Last week, I travelled to China to attend the 2017 Beijing Foreign Studies University (BFSU) BOYA Forum for undergraduate students. The aim of the annual BOYA conference is to encourage and celebrate the research abilities of English and International Studies students in the areas of Literature, Linguistics and Translation. A large variety of students attended the conference from all corners of the globe, and I myself was one of two representatives from Lancaster University giving a presentation at the forum.
The forum was an enjoyable yet intense and academically challenging experience. Three concurrent panels of talks ran throughout the morning, with a total of 29 individual presentations being made during the day. The format of the forum was for each student to present their work in a 15-minute presentation, and subsequently their work was questioned and discussed by fellow students, before the chair professor delivered their verdict.
I had the great honour of opening the 2017 BOYA Forum with my presentation on the “Evasive Concept of Equivalence” – a challenging topic which I knew very little about before making my application for the conference, but by deeply investigating this subject, I came to learn a great deal about the translation process, and I’m sure this knowledge will benefit me greatly in my future studies as a Spanish student at Lancaster. Thankfully my presentation went to plan. I received some generous compliments on my presentation skills and personal valuation of the concept of equivalence from other students and the chair, and in addition, I also was given some constructive criticism and points of improvement which I will be sure to apply the next time I undertake an academic research project.

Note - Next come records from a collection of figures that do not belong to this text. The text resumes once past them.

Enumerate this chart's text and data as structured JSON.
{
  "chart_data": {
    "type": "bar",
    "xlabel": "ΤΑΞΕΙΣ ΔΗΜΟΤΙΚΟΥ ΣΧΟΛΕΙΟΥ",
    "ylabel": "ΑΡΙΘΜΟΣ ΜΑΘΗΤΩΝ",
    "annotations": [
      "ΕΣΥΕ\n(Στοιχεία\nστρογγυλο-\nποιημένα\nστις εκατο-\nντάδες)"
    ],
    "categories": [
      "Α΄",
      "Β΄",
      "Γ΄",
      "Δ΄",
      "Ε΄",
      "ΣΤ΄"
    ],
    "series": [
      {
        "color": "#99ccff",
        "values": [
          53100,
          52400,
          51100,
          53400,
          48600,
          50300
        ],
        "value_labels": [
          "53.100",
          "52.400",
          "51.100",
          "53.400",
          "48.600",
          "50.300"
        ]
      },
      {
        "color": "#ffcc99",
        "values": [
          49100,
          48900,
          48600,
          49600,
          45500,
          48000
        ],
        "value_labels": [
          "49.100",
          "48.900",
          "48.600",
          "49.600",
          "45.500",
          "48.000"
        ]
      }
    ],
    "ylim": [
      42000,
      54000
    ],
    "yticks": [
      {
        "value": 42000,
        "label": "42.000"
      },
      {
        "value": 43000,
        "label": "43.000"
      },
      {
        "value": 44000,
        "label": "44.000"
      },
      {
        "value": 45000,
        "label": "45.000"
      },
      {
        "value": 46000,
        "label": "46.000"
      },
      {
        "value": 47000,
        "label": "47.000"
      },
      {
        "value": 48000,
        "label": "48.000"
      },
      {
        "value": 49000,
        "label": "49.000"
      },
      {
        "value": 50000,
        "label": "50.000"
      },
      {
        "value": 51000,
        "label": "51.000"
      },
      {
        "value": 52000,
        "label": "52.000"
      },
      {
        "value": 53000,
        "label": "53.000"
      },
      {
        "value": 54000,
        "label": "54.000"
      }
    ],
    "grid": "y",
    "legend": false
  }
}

After completing my presentation, I was able to breathe a sigh of relief and enjoy listening to the other talks on translation studies from other students. I took part in discussions on a wide range of topics, and during the three-hour forum, our panel covered a multitude of matters concerning the field of translation. All of the presentations were informative, entertaining and of excellent quality, and the entire experience of the forum was inspiring and enlightening. Following the closing ceremony of the conference, we all joined the professors for a traditional Chinese banquet lunch, where our discussions continued, and all students were given the opportunity to meet and speak with one another whilst trying the delicious Chinese food (although my poor chopstick skills unfortunately prevented me from being able to eat as much as I wanted!)
During my free-time during and after the forum, I was fortunate enough to explore Beijing, as I visited the Great Wall of China, the Forbidden City, and the Temple of Heaven, all magnificent landmarks in their own right, and I was astonished by the natural beauty of the city, which I had previously supposed to be entirely industrial and modern. Tobogganing down the Great Wall was a standout highlight of my trip, and as I look back now on my three-day adventure in China’s capital, it’s somewhat of a blur, as I can’t quite believe I was given this incredible opportunity, and nor can I believe how quickly it passed.
I must give great thanks to BFSU for their wonderful hospitality and for funding my air travel and hotel accommodation, and for creating this great conference which brings students together and promotes their studies and research abilities. I also would like to thank Michela Masci from Lancaster’s Department of Languages and Cultures for all her help in sending me on my way.
I hope other Lancaster students take the chance to attend the conference and visit Beijing in the future – those who do will undoubtedly enjoy a wonderful experience.